And the wonderfully elegant and musically gifted Julia Deans. Her little set was a genuine treat, and so great to have those videos.
I think she really enjoyed it as a setting to play those new songs in.
The recent movements in our housing market are a matter for real regret. Contrary to what you have repeatedly implied, the worst of the damage is likely to be inflicted on those least able to take it.
I have in fact repeatedly made that very point to people who object to any discussion of the pressure on housing in Auckland. And I think that some of the price pressure is coming from non-resident buyers.
But the point here is that what Twyford presented was a poorly-conceived statistical adventure which seemed designed to create a certain response. It simply wasn’t valid.
I see that Jeremy Corbyn has spotted there's a problem:
Where has Corbyn been? On a journey, say those close by. A lifetime of instinctive “capitalist club” Euroscepticism has been shed. Passionate distress over Brexit from his young supporters and his trade union allies has brought him round. Besides, the facts have changed. His vague, abstract distaste for the EU has given way to facing the hard reality of what Brexit means: inflicting most harm on those he cares about most. If only those on the opposite benches were on the same reality-check journey.
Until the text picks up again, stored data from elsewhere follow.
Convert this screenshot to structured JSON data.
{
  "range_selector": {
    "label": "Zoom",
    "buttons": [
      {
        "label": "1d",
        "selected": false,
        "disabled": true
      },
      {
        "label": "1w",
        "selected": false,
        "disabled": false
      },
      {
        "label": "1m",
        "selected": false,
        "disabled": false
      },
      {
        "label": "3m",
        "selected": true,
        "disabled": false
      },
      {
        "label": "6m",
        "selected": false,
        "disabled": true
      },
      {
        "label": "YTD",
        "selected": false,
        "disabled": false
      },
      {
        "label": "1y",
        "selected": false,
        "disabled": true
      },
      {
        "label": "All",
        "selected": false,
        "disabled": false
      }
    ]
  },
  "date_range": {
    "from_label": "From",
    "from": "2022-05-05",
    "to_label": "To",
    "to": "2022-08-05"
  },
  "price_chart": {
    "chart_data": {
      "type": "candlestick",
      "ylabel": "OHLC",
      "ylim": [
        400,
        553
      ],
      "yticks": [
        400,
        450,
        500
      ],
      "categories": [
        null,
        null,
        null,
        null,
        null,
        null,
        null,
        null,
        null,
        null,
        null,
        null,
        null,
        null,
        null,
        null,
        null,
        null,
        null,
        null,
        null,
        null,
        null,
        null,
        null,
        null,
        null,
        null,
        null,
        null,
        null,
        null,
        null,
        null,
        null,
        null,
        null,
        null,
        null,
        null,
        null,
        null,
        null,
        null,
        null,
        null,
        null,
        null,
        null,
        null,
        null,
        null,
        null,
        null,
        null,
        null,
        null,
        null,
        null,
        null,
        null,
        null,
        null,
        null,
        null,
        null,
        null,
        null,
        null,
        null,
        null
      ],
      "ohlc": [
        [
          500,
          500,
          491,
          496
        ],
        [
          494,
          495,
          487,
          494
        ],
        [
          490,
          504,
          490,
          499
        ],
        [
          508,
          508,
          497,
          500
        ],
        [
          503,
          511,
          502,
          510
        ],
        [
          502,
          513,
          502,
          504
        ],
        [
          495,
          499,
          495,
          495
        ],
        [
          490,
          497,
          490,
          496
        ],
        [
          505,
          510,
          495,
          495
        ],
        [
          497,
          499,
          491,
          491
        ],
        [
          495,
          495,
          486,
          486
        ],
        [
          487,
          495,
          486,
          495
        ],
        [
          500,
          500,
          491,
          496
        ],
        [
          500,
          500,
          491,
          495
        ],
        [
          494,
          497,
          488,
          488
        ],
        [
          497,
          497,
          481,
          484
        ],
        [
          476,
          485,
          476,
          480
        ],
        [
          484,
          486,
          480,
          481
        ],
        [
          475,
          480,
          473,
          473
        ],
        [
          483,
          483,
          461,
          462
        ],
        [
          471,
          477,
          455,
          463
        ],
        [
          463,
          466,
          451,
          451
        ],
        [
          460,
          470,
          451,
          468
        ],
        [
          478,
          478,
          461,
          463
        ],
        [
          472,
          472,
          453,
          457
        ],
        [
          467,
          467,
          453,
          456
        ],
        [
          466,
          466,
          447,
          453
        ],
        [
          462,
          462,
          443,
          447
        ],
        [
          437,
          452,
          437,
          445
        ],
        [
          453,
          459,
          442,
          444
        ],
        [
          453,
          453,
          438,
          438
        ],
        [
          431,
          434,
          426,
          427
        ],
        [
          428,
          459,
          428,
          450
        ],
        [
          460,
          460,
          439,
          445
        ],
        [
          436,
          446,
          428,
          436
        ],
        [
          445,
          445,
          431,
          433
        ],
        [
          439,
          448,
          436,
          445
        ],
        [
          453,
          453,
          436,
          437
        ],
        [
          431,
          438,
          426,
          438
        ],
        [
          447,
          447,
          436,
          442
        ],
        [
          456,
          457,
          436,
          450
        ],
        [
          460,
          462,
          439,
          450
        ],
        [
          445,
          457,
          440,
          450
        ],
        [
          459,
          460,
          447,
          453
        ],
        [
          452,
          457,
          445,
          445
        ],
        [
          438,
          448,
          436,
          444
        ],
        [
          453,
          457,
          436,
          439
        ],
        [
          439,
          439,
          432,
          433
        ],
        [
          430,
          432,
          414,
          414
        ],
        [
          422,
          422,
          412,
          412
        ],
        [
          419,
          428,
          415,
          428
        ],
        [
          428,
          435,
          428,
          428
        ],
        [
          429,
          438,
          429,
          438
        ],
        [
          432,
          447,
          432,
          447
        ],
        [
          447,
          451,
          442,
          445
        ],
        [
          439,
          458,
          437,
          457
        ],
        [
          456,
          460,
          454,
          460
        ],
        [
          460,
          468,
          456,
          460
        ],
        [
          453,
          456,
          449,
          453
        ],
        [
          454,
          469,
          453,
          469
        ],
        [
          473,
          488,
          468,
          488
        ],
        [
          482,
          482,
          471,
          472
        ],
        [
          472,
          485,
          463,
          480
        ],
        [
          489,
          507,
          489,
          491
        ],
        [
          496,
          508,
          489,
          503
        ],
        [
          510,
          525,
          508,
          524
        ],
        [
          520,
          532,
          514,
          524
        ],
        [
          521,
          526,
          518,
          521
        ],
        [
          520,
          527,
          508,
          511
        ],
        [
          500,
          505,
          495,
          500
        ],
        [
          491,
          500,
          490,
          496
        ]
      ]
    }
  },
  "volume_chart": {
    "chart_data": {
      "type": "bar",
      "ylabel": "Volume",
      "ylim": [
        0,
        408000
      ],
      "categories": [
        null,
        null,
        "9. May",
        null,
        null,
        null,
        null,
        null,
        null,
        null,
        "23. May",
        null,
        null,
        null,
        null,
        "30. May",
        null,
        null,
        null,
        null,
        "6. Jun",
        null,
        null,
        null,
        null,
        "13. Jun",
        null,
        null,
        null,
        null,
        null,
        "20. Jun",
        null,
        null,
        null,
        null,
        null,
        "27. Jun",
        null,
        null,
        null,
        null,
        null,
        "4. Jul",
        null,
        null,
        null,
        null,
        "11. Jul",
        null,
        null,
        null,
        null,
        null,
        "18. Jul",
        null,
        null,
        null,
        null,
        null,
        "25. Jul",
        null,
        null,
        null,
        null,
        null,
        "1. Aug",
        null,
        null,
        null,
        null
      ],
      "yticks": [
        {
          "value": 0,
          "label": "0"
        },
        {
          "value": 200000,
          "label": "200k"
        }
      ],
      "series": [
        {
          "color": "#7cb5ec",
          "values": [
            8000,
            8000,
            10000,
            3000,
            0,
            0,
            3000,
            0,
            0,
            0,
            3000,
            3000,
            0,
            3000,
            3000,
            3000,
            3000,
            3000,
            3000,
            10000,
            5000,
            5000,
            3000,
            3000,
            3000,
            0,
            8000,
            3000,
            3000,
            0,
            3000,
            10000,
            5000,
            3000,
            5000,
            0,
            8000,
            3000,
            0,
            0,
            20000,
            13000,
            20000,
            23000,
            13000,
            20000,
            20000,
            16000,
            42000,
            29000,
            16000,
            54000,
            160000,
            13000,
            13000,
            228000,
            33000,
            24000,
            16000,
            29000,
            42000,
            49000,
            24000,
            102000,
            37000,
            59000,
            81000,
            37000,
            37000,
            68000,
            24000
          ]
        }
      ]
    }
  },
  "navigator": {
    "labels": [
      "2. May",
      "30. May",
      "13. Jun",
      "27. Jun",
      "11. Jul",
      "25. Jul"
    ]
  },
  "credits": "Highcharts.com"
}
It seems rather a shame he didn't have his journey when it might have mattered.
The whole thing is just…..fuck.
Another early TV memory is being transfixed by Alister Riddell’s Space Waltz on whatever the talent show was at the time.
Oh, hell yes. 'Out on the Street' was the first record I ever bought with my own money.
I thought I'd collect these.
It's interesting the way that this exercise has ended up illuminating a demographic reality that isn't apparent day-to-day on Twitter. If you and I are five or even 10 or 20 years apart in age it makes very little difference to our online conversation. But when our earliest years of awareness of the world are is about what we've lived through.
The responses also show quite a degree of commonality. Memories cluster around a relatively small number of signal events, which crop up repeatedly. Sometimes the events are so significant that they countervail against age.
At Kowhai Intermediate School they played Nixon’s resignation over the loud speaker system….. then turned it off half way through because they thought no-one was interested. I ran straight up to the school office to listen to the rest of it!
But yes, they played it over the intercom at my school in Greymouth too.
Responses to my original tweet are still rockin' on.
It's fascinating how this exercise provides a demographic picture that wasn't apparent before.
Actually, I've realised that the Wahine storm is actually my first news memory, having been a couple of months before Robert Kennedy was shot.
I remember being kept home from school and gazing out the window at the weather, and a general sense of dread more than the sinking of the vessel itself.
Ha, that was quick! From the first five minutes on Twitter:
"The death of Elvis."
"The Wahine sinking."
"Norman Kirk died."
"Helicopters being thrown from ships after the fall of Saigon."
"End of the Vietnam War."
"John Lennon's death."
"Tiananmen, then the coup against Gorbachev."
"Wellington's last tram. 1964. I was 3."
"I first thought Wahine then realised that was before I was born, the mind plays tricks! So probably Elvis for some random reason."